A pioneering force for female fly fishing, Wanda Hair Taylor says she has always felt called by the water.

Taylor comes from a rich lineage of fisherwomen, including her grandmothers, who introduced her to the sport at 4 years old. She and her mother have also bonded over their shared love for fly fishing and the memorable adventures it has taken them on.

While fishing has always been a part of her family, Taylor discovered her own passion for it when working at a fly-fishing outfitter on the Hiwassee River in the ‘80s. She credits the sport for saving her from “being a workaholic,” explaining that every trip to the water prompts her to pause and relax. “I can think of nothing else while doing it, giving my mind a rest and vacation,” she says.

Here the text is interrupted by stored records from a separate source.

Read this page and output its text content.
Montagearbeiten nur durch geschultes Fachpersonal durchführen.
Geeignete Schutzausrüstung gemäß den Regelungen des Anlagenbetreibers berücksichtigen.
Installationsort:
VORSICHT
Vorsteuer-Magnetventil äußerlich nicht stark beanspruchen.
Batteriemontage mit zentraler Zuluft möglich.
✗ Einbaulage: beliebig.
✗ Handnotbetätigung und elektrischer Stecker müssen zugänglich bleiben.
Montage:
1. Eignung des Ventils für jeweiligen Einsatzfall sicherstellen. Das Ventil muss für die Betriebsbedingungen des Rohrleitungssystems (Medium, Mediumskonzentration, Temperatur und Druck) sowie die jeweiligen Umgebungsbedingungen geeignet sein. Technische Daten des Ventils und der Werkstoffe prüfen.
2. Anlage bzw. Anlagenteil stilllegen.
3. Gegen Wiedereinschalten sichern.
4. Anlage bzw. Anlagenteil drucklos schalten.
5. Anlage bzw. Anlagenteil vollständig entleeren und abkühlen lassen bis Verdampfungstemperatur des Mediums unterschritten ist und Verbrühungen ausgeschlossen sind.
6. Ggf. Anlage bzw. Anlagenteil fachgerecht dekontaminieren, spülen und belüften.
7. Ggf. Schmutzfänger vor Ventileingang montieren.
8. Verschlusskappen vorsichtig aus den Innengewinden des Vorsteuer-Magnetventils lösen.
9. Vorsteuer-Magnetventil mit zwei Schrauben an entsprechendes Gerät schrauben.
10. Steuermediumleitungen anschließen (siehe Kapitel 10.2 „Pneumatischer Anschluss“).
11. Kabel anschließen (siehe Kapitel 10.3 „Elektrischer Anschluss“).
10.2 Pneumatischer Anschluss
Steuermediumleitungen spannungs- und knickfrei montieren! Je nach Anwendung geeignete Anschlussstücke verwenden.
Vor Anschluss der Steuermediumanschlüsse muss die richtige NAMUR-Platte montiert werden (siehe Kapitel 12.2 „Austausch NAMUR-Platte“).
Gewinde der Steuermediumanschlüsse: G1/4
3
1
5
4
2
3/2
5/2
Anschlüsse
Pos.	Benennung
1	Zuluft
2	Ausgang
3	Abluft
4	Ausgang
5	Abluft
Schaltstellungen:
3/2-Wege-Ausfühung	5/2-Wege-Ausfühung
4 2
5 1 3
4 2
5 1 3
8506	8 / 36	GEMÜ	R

Taylor has fished around the world, breaking records along the way. In addition to reeling in sailfish in Costa Rica and bonefish in the Bahamas, she set the current world record for women’s 20 lb. class tippet spearfish on the fly when invited to vie for the title in Kona, Hawaii.

Back home, Taylor’s colleagues call her “The South’s First Lady of Fly Fishing,” due to the many firsts she has achieved. Her accolades include being the first woman inducted into the Southern Fly Fishing Hall of Fame; first female Orvis-endorsed guide in the Southeast; and first woman to be certified by the International Federation of Fly Fishers as a Master Certified Casting Instructor.

Now in her third decade of providing fly-casting instruction on the Hiwassee, Taylor is creating new anglers at the same site where she fell in love with the sport. She remains a passionate voice for teaching women and girls to independently fly fish as she paves the way for female anglers to follow in her storied footsteps.